Editoriaux - Sciences - 10 août 2015

Comment peut-on encore être Charlie ?

Que le massacre de la rédaction de Charlie Hebdo, perpétré à l’aube de l’année 2015 par des terroristes islamiques, ait pu susciter l’indignation quasi unanime des Français soucieux de défendre la liberté d’expression, rien que de très légitime dans le feu de l’action, si j’ose dire, bien que la manifestation officielle organisée par les plus hautes instances de l’État apparût alors quelque peu démagogique.

La caricature constitue en effet, comme naguère le pamphlet – genre littéraire aujourd’hui étouffé par les multiples ligues de vertu qui pourchassent toutes formes de satires un peu « viriles » -, un mode d’expression qu’il faut résolument défendre avant qu’il ne disparaisse à son tour.
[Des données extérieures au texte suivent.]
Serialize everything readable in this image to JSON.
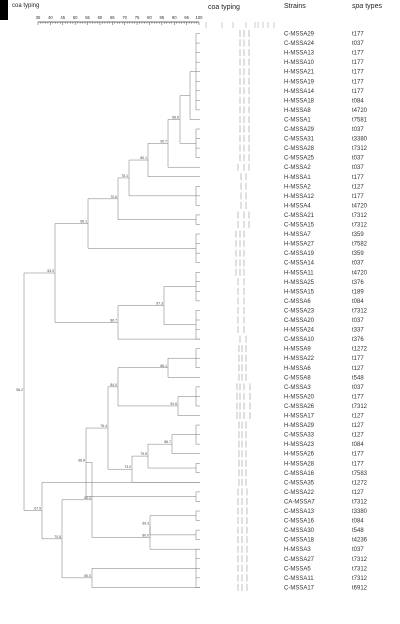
{
  "header": {
    "scale_title": "coa typing",
    "scale_ticks": [
      "35",
      "40",
      "45",
      "50",
      "55",
      "60",
      "65",
      "70",
      "75",
      "80",
      "85",
      "90",
      "95",
      "100"
    ],
    "coa_title": "coa typing",
    "strains_title": "Strains",
    "spa_title_italic": "spa",
    "spa_title_rest": " types"
  },
  "leaves": [
    {
      "strain": "C-MSSA29",
      "spa": "t177"
    },
    {
      "strain": "C-MSSA24",
      "spa": "t037"
    },
    {
      "strain": "H-MSSA13",
      "spa": "t177"
    },
    {
      "strain": "H-MSSA10",
      "spa": "t177"
    },
    {
      "strain": "H-MSSA21",
      "spa": "t177"
    },
    {
      "strain": "H-MSSA19",
      "spa": "t177"
    },
    {
      "strain": "H-MSSA14",
      "spa": "t177"
    },
    {
      "strain": "H-MSSA18",
      "spa": "t084"
    },
    {
      "strain": "H-MSSA8",
      "spa": "t4720"
    },
    {
      "strain": "C-MSSA1",
      "spa": "t7581"
    },
    {
      "strain": "C-MSSA29",
      "spa": "t037"
    },
    {
      "strain": "C-MSSA31",
      "spa": "t3380"
    },
    {
      "strain": "C-MSSA28",
      "spa": "t7312"
    },
    {
      "strain": "C-MSSA25",
      "spa": "t037"
    },
    {
      "strain": "C-MSSA2",
      "spa": "t037"
    },
    {
      "strain": "H-MSSA1",
      "spa": "t177"
    },
    {
      "strain": "H-MSSA2",
      "spa": "t127"
    },
    {
      "strain": "H-MSSA12",
      "spa": "t177"
    },
    {
      "strain": "H-MSSA4",
      "spa": "t4720"
    },
    {
      "strain": "C-MSSA21",
      "spa": "t7312"
    },
    {
      "strain": "C-MSSA15",
      "spa": "t7312"
    },
    {
      "strain": "H-MSSA7",
      "spa": "t359"
    },
    {
      "strain": "H-MSSA27",
      "spa": "t7582"
    },
    {
      "strain": "C-MSSA19",
      "spa": "t359"
    },
    {
      "strain": "C-MSSA14",
      "spa": "t037"
    },
    {
      "strain": "H-MSSA11",
      "spa": "t4720"
    },
    {
      "strain": "H-MSSA25",
      "spa": "t376"
    },
    {
      "strain": "H-MSSA15",
      "spa": "t189"
    },
    {
      "strain": "C-MSSA6",
      "spa": "t084"
    },
    {
      "strain": "C-MSSA23",
      "spa": "t7312"
    },
    {
      "strain": "C-MSSA20",
      "spa": "t037"
    },
    {
      "strain": "H-MSSA24",
      "spa": "t337"
    },
    {
      "strain": "C-MSSA10",
      "spa": "t376"
    },
    {
      "strain": "H-MSSA9",
      "spa": "t1272"
    },
    {
      "strain": "H-MSSA22",
      "spa": "t177"
    },
    {
      "strain": "H-MSSA6",
      "spa": "t127"
    },
    {
      "strain": "C-MSSA8",
      "spa": "t548"
    },
    {
      "strain": "C-MSSA3",
      "spa": "t037"
    },
    {
      "strain": "H-MSSA20",
      "spa": "t177"
    },
    {
      "strain": "C-MSSA26",
      "spa": "t7312"
    },
    {
      "strain": "H-MSSA17",
      "spa": "t127"
    },
    {
      "strain": "H-MSSA29",
      "spa": "t127"
    },
    {
      "strain": "C-MSSA33",
      "spa": "t127"
    },
    {
      "strain": "H-MSSA23",
      "spa": "t084"
    },
    {
      "strain": "H-MSSA26",
      "spa": "t177"
    },
    {
      "strain": "H-MSSA28",
      "spa": "t177"
    },
    {
      "strain": "C-MSSA16",
      "spa": "t7583"
    },
    {
      "strain": "C-MSSA35",
      "spa": "t1272"
    },
    {
      "strain": "C-MSSA22",
      "spa": "t127"
    },
    {
      "strain": "CA-MSSA7",
      "spa": "t7312"
    },
    {
      "strain": "C-MSSA13",
      "spa": "t3380"
    },
    {
      "strain": "C-MSSA16",
      "spa": "t084"
    },
    {
      "strain": "C-MSSA30",
      "spa": "t548"
    },
    {
      "strain": "C-MSSA18",
      "spa": "t4236"
    },
    {
      "strain": "H-MSSA3",
      "spa": "t037"
    },
    {
      "strain": "C-MSSA27",
      "spa": "t7312"
    },
    {
      "strain": "C-MSSA5",
      "spa": "t7312"
    },
    {
      "strain": "C-MSSA11",
      "spa": "t7312"
    },
    {
      "strain": "C-MSSA17",
      "spa": "t6912"
    }
  ],
  "node_labels": [
    "86.8",
    "90.7",
    "80.1",
    "75.1",
    "70.6",
    "66.1",
    "63.0",
    "56.2",
    "87.3",
    "86.7",
    "86.1",
    "92.6",
    "84.0",
    "86.7",
    "79.8",
    "73.0",
    "76.4",
    "68.8",
    "69.3",
    "80.0",
    "80.0",
    "80.0",
    "70.8",
    "49.8",
    "67.9",
    "68.3",
    "57.9",
    "80.1"
  ],
  "colors": {
    "line": "#777777",
    "text": "#333333",
    "band": "#999999"
  }
}
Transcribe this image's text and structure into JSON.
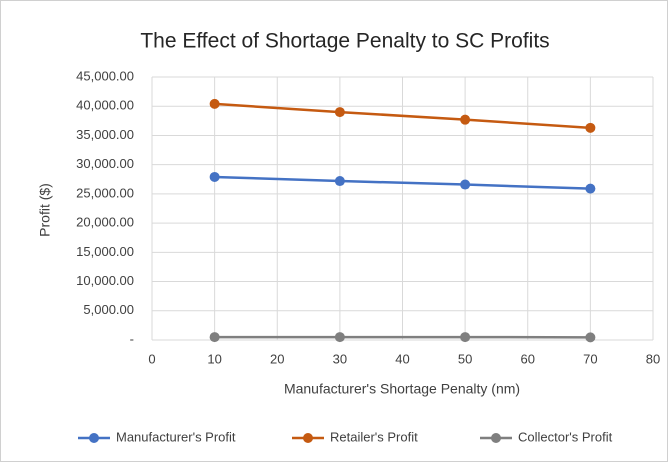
{
  "chart_data": {
    "type": "line",
    "title": "The Effect of Shortage Penalty to SC Profits",
    "x_label": "Manufacturer's Shortage Penalty (nm)",
    "y_label": "Profit ($)",
    "x": [
      10,
      30,
      50,
      70
    ],
    "series": [
      {
        "name": "Manufacturer's Profit",
        "color": "#4472c4",
        "values": [
          27900,
          27200,
          26600,
          25900
        ]
      },
      {
        "name": "Retailer's Profit",
        "color": "#c55a11",
        "values": [
          40400,
          39000,
          37700,
          36300
        ]
      },
      {
        "name": "Collector's Profit",
        "color": "#7f7f7f",
        "values": [
          500,
          500,
          500,
          450
        ]
      }
    ],
    "xlim": [
      0,
      80
    ],
    "xticks": [
      0,
      10,
      20,
      30,
      40,
      50,
      60,
      70,
      80
    ],
    "ylim": [
      0,
      45000
    ],
    "yticks": [
      {
        "value": 0,
        "label": "-"
      },
      {
        "value": 5000,
        "label": "5,000.00"
      },
      {
        "value": 10000,
        "label": "10,000.00"
      },
      {
        "value": 15000,
        "label": "15,000.00"
      },
      {
        "value": 20000,
        "label": "20,000.00"
      },
      {
        "value": 25000,
        "label": "25,000.00"
      },
      {
        "value": 30000,
        "label": "30,000.00"
      },
      {
        "value": 35000,
        "label": "35,000.00"
      },
      {
        "value": 40000,
        "label": "40,000.00"
      },
      {
        "value": 45000,
        "label": "45,000.00"
      }
    ],
    "grid": true,
    "legend": "bottom"
  }
}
Depuis ce sinistre épisode, non contente d’avoir expressément renoncé à représenter Allah ou son prophète, capitulant ainsi devant la menace des « barbus » auxquels, ce faisant, elle donne gain de cause, la nouvelle équipe du journal a, semble-t-il, décidé de ne plus s’attaquer qu’à ses cibles favorites et bien moins dangereuses : la famille Le Pen, l’Église catholique, quelques politiciens classés à droite et les intellectuels « réactionnaires » (comprendre : ceux qui refusent la pensée unique et obligatoire en vigueur).

Certes, chaque dessinateur a le droit de ridiculiser qui bon lui semble et de publier ses œuvres dans une revue correspondant à ses convictions. Il reste qu’à la vue de quelques unes récentes, toute personne respectueuse de la dignité humaine ne peut qu’éprouver le plus profond dégoût.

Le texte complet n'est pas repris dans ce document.